Cortical visual impairment (CVI) is a type of vision impairment that originates from the brain rather than the eye. CVI presents when the brain’s visual centers suffer damage, injury, or have structural abnormalities. As such, people can have CVI from birth or get it later in life.
In the developed world, CVI takes the lead among the causes of visual impairment among children. The child does not give a normal response to people’s faces. The fixation and following are also poor even with intense stimulation. When presented with an object, the child does not regard nor reach out for it. These signs point to brain dysfunction and not to refractive errors, abnormal eye movements, or abnormal ocular structures.
Although the eyes see, the brain fails to interpret what the child sees. There is an interference of the communication between the eyes and the brain.
Signs of CVI
1. Visual latency: The child often has a delayed response to objects within sight. It may take a while to look at an object, and when the child does, he or she looks away.
2. Patients lack or have impaired blink reflex: If you place an object near the eyes, even touching the bridge of the nose, the child may fail to blink or delay in doing it.
3. Inclination toward familiar objects: Since a child with CVI has trouble processing the information he or she sees, the child will prefer familiar objects. The brain has an easier time recognizing them because it processed that information before.
4. Weak distance vision: Having trouble seeing far is indicative of a preference for visual simplicity. Objects far away appear smudged and blurry.
5. Visual complexity difficulties: Since the link between the eyes and the brain is weak, a child with CVI benefits from simplicity. The object of focus should be simple. For example, opt for single-colored toys instead of multi-colored ones. The setting must also be simple, such as placing a plain-colored screen behind a one-color toy. The austere environment eliminates noise and other visual distractions.
6. Color preference: The child may develop an appreciation for a particular color. Most children prefer bright colors like yellow and bright red. Others prefer green, pink, and blue.
7. Preference of a visual field: Most children tend to look at objects in one specific direction. For example, the child may only see well when an item is in the periphery.
8. Need for movement: The child can see better when an object is in motion than when still.
9. Lacks a visually guided reach: Having an impaired guided reach means that the child cannot focus on the object he or she intends to reach. Most children look away, then stretch the hand to reach out.
10. The need for light: A child with CVI has frequent non-purpose gazing. The child may appear to look keenly into things that do not exist. He or she may also tend to stare at sources of light often, such as ceiling lights and windows.
A medical doctor confirms CVI if a patient meets some criteria. The patient must have a history of a medical condition, syndrome, trauma, or brain damage.
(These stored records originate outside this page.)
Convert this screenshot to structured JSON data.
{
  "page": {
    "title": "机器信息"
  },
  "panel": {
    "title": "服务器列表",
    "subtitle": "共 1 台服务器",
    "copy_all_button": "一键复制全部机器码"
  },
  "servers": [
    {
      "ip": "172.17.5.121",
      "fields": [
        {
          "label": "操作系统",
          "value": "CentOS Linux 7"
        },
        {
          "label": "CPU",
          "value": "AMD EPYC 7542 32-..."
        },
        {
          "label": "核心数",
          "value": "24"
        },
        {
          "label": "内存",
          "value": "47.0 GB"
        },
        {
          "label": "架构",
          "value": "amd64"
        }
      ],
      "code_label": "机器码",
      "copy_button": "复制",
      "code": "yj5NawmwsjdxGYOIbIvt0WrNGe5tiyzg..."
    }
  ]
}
Second, if the medical exam fails to answer questions regarding the individual’s visual inabilities. Third, the patient must meet all 10 characteristics related to CVI.
CVI Improves With Time
As a brain-based impairment, CVI can improve with particular intervention and accommodations. For example, since the child has a color preference, presenting more objects of the same color will widen the child’s ability to recognize more objects. Make the color a visual target for learning. Also, due to the attraction to light, parents can use light, such as a flashlight, to point to objects the child should pay attention to.
CVI presents in three phases. In the first phase, the child manifests nearly all CVI characteristics. In the second phase, as the child continues to learn, some signs begin to resolve. The process is long and requires persistence and diligence to improve. In the third phase, the child will have a near-normal vision but with varying visual degrees. In this third phase, literacy is now possible.